Afin de fournir des preuves suffisantes de l’existence du capitalisme en Union soviétique, nous devons aller au-delà de la simple description empirique des inégalités soviétiques. Bref, il nous faut examiner de près le modus operandi même du système soviétique lui-même.
Il existe essentiellement deux arguments différents, quoique quelque peu chevauchants, qui ont été invoqués pour réfuter l’affirmation selon laquelle l’Union soviétique était capitaliste. Le premier a été surnommé l’argument de la « coque vide ». Selon cela, les caractéristiques génériques que nous associons au capitalisme, telles que la production marchande généralisée, n’existaient pas réellement en Union soviétique, de manière substantielle, malgré les indications du contraire. Ainsi, par exemple, ce qui semblait être une production marchande – c’est-à-dire la production de biens destinés à être vendus sur un marché – ne signifiait absolument pas ce qui se passait réellement. En bref, l’apparence extérieure des activités que nous associons normalement à la production marchande masquait le fait intérieur qu’en Union soviétique, la production marchande avait effectivement cessé d’exister, selon cet argument.

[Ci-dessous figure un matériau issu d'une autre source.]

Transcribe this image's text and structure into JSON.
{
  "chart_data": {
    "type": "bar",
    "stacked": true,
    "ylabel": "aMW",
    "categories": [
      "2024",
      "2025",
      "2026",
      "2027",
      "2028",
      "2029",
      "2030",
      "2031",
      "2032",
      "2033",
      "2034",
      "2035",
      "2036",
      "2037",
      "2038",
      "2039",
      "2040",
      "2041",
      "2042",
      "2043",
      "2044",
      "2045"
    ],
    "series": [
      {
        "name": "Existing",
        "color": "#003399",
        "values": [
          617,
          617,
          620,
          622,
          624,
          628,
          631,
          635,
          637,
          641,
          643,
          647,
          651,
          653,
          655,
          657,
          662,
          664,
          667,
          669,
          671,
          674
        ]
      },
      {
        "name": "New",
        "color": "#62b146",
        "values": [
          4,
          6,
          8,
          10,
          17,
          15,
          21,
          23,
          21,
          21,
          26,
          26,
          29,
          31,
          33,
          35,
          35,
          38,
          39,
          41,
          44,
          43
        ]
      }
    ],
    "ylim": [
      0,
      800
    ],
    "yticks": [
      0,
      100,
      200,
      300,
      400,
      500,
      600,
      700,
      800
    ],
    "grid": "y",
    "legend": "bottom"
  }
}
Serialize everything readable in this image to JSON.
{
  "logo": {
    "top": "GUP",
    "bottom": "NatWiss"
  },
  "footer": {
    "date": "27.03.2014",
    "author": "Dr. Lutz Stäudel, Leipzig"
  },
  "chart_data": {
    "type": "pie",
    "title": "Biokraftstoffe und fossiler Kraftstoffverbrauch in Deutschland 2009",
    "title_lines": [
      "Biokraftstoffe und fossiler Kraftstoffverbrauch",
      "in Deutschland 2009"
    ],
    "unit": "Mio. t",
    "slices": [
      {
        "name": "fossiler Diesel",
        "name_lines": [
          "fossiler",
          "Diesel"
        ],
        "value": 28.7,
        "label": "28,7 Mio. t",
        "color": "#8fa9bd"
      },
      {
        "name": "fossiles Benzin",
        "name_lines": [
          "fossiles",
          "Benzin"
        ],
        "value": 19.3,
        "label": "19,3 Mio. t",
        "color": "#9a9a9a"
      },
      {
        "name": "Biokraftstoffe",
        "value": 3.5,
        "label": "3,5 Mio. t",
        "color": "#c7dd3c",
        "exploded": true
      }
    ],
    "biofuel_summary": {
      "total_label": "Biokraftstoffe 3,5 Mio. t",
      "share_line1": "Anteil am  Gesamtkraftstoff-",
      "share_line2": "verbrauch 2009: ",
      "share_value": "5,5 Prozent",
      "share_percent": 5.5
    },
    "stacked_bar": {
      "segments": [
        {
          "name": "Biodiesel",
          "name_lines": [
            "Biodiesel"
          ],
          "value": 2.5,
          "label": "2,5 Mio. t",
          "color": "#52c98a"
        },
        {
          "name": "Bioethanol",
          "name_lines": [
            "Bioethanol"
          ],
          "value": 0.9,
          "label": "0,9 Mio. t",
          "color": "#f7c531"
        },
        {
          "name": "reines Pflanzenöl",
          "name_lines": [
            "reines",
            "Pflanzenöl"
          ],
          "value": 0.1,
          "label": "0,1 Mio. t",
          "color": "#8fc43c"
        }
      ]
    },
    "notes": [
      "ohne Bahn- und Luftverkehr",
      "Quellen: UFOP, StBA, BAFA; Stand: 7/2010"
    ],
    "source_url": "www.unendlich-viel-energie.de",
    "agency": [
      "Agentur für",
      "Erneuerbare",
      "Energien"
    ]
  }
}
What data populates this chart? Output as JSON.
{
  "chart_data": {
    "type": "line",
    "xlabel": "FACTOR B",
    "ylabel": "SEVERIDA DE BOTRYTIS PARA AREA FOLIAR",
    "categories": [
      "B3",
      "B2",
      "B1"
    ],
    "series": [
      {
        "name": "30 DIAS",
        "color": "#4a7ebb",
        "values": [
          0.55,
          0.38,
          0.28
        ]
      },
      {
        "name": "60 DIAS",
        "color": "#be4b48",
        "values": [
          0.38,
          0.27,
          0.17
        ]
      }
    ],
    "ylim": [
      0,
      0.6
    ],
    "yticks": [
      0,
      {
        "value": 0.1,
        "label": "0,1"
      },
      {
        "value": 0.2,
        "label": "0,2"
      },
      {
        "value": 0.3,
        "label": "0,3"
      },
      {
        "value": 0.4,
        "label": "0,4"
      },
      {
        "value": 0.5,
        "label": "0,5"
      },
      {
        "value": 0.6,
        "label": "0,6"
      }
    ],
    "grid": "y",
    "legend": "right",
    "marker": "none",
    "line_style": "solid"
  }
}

Le deuxième argument prend une tournure quelque peu différente. Dans ce cas, la réalité de la production marchande en Union soviétique n’est pas niée. Cependant, on affirme que les tendances capitalistes latentes inhérentes à la production marchande ont été effectivement maîtrisées, ou écrasées, par un système d’allocation centralisé des ressources informé par ce qui a été appelé la « loi socialiste du développement proportionnel ». Les ressources ont été allouées conformément aux priorités des planificateurs centraux eux-mêmes, plutôt que selon les diktats de la recherche du profit capitaliste dans le cadre d’un système d’allocation basé sur le marché.